Two World Wars and one World Cup.
The legacy of England’s history is a state of mind that often leaves them feeling that bit ahead of everyone else.
And while I often admire them for that, I know this feeling doesn’t extend to horse racing.
So when I read in these pages that there was a poll for the best moment in Kildare sport, my first instinct was to think of that achievement which might be most favourably received by an English ear?
And my second thought was to think of not only Ruby Walsh, but Timmy Murphy, Niall Madden and Leighton Aspell.
Kilcullen's Leighton Aspell in action at Sandowne Park in January; Picture: Cranham Photo
The generation of local riders who have one six English Grand Nationals between them... this century!
Of course there are other, hugely significant, Kildare successes in horse racing on the world stage. The purpose of this column is not to dial down on those but to highlight a group international sporting triumph achieved by a generation.
For the purpose of jogging the memory, Ruby Walsh rode Papillon to win in 2000 and again then again on Hedgehunter in 2005.
Niall Madden, from Naas, won on Numbersixvalverde the following year.

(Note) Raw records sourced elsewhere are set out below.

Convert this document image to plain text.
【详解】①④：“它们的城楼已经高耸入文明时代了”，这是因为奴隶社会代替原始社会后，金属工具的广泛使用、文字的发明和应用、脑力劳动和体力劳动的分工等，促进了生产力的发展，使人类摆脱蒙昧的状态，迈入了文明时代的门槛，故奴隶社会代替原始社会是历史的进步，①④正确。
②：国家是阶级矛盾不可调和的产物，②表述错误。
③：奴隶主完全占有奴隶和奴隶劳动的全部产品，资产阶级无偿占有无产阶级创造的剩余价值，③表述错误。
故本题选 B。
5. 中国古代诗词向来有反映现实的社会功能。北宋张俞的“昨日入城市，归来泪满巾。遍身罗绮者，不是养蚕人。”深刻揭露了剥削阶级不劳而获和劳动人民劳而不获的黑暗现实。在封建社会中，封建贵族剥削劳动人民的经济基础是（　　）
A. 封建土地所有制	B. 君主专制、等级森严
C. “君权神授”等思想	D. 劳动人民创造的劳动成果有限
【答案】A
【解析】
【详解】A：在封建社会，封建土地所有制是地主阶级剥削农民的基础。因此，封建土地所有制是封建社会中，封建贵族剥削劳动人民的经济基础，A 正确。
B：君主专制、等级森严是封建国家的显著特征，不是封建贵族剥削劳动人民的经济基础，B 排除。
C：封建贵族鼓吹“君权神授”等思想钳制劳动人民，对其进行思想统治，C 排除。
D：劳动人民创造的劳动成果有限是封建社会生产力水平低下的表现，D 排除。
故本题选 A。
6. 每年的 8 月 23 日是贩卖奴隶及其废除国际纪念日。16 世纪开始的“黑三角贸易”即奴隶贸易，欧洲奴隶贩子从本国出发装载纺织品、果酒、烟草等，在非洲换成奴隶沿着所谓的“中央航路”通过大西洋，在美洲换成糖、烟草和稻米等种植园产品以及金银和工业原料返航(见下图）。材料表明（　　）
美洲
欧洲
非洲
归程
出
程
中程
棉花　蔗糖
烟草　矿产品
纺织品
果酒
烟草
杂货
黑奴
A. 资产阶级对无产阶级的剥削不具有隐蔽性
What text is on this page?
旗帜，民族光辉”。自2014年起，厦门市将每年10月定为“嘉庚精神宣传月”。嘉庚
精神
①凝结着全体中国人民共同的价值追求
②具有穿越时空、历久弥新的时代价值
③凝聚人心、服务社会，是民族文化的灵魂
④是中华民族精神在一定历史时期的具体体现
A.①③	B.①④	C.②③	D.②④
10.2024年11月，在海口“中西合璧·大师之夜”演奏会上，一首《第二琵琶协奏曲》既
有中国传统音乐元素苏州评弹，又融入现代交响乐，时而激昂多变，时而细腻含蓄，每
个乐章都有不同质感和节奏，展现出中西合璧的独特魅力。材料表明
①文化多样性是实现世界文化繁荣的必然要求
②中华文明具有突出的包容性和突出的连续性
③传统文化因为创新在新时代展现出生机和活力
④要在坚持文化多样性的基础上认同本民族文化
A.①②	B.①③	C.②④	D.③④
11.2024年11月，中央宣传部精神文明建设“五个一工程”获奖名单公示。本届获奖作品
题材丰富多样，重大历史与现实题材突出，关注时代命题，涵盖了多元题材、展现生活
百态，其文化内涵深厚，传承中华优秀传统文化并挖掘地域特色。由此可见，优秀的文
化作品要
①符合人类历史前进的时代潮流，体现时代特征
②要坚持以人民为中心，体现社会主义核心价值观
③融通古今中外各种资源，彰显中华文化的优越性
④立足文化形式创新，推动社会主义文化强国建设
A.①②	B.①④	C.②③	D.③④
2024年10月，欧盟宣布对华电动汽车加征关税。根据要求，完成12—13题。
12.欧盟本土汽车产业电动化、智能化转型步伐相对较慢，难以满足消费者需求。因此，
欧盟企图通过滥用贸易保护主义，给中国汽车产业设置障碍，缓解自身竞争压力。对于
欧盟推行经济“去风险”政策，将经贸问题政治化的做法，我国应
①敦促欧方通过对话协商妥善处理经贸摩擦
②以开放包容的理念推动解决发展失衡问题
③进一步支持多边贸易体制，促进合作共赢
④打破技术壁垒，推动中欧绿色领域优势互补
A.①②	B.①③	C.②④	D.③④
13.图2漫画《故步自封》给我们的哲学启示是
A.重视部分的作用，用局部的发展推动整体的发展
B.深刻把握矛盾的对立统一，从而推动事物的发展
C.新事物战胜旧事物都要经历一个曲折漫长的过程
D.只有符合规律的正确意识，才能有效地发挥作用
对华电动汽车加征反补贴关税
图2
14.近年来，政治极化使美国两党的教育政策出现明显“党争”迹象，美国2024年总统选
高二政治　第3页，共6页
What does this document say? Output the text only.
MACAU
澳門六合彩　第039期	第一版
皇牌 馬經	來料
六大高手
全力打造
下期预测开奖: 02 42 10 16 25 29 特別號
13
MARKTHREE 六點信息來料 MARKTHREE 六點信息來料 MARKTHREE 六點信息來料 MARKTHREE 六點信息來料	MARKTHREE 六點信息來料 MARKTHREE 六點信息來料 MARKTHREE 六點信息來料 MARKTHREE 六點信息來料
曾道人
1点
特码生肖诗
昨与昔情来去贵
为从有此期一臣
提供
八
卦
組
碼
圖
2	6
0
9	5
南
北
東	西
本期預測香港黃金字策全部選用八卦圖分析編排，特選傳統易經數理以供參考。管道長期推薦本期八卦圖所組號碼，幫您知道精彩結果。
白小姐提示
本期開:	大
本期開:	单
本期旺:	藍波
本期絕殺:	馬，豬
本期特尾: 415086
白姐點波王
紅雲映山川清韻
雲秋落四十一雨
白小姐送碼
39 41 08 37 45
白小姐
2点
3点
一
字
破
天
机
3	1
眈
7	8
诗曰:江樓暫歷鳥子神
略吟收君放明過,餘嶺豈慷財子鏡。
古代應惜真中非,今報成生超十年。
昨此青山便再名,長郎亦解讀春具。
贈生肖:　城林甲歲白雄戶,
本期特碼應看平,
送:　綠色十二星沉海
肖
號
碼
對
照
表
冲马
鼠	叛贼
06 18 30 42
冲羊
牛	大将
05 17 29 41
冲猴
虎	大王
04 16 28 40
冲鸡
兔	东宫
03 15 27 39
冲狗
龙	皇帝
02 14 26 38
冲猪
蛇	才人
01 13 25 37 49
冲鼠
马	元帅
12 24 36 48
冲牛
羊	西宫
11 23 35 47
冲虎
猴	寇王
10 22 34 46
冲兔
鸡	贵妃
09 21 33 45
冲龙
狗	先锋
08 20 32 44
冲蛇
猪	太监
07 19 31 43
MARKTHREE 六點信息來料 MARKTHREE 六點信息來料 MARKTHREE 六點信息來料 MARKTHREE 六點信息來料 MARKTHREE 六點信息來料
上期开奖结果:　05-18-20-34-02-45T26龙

Brannockstown’s Timmy Murphy was first past the post on Comply or Die in 2008.
And then Leighton Aspell, who grew up down the road from Murphy, achieved an astonishing double, winning first on Pinau De Re in 2014 and then following up to win again on Many Clouds in 2015.

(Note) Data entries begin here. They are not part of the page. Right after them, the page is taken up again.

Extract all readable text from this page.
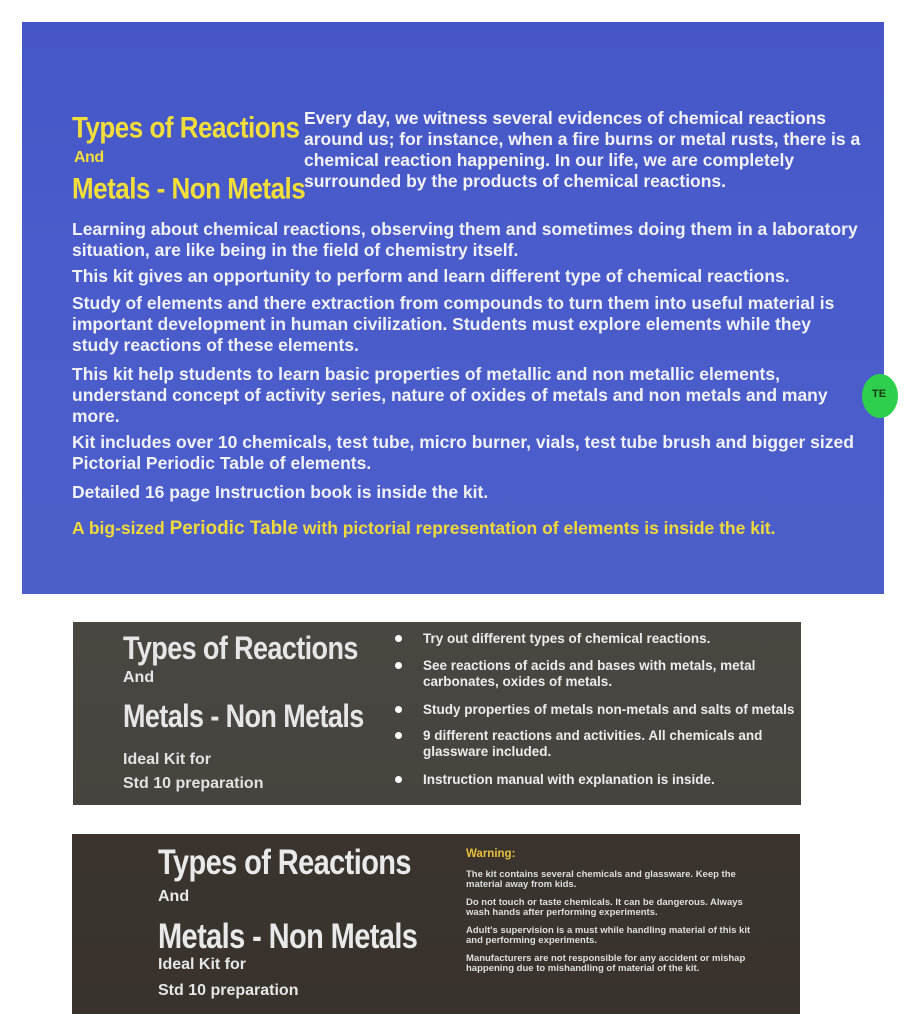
Types of Reactions
And
Metals - Non Metals

Every day, we witness several evidences of chemical reactions around us; for instance, when a fire burns or metal rusts, there is a chemical reaction happening. In our life, we are completely surrounded by the products of chemical reactions.

Learning about chemical reactions, observing them and sometimes doing them in a laboratory situation, are like being in the field of chemistry itself.

This kit gives an opportunity to perform and learn different type of chemical reactions.

Study of elements and there extraction from compounds to turn them into useful material is important development in human civilization. Students must explore elements while they study reactions of these elements.

This kit help students to learn basic properties of metallic and non metallic elements, understand concept of activity series, nature of oxides of metals and non metals and many more.

Kit includes over 10 chemicals, test tube, micro burner, vials, test tube brush and bigger sized Pictorial Periodic Table of elements.

Detailed 16 page Instruction book is inside the kit.

A big-sized Periodic Table with pictorial representation of elements is inside the kit.

TE
Types of Reactions
And
Metals - Non Metals
Ideal Kit for
Std 10 preparation
Try out different types of chemical reactions.
See reactions of acids and bases with metals, metal carbonates, oxides of metals.
Study properties of metals non-metals and salts of metals
9 different reactions and activities. All chemicals and glassware included.
Instruction manual with explanation is inside.
Types of Reactions
And
Metals - Non Metals
Ideal Kit for
Std 10 preparation
Warning:
The kit contains several chemicals and glassware. Keep the material away from kids.
Do not touch or taste chemicals. It can be dangerous. Always wash hands after performing experiments.
Adult's supervision is a must while handling material of this kit and performing experiments.
Manufacturers are not responsible for any accident or mishap happening due to mishandling of material of the kit.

Each of these victories on their own is worthy of inclusion on any list heralding Kildare sporting success.
But together, they represent a staggering local assault on the world’s greatest steeplechase from a bunch of locals.
Last November, I read a glowing report about a school in Wales, called Gowerton Comprehensive, which has produced four current Welsh rugby stars.
Long before celebrated examples came along such as the Celtic team that grew up in the shadow of Parkhead and went on to win the 1967 European Cup, or the Manchester United team of ’92 backboned by Scholes, the Neville brothers and Nicky Butt, pockets of local talent making it big on the international stage have made great stories.
But in the case of this collective Kildare equine success, maybe it’s a case of nothing diluting achievement like plenty of it.
And in the context of living in England and looking back, it does feel strange that the achievement is never grouped together like it would be if it was a generation of jockeys from say, Durham, or North Yorkshire.
Possibly, it’s happened enough times to feel normal.
And the accessibility, and identifiable nature of the winners, as well as their modesty, serves in some strange way to undermine it as an international success because the winners will always feel local.
Maybe I’m over-estimating it? But I don’t think so.
I remember the first time someone told me that a man from Naas, called Willie Burke, had won the Derby.
I refused to believe it.
I couldn’t image a seemingly regular local man achieving something so great.
So that Madden, a neighbour, and three other Kildare riders would go on to win six Grand Nationals between them, is something that for me at least will never dilute.
One thing is for certain.
If some part of England could lay claim to the same collective achievement, then in the finest words of Fleet Street, the rest of the world would be reading all about it.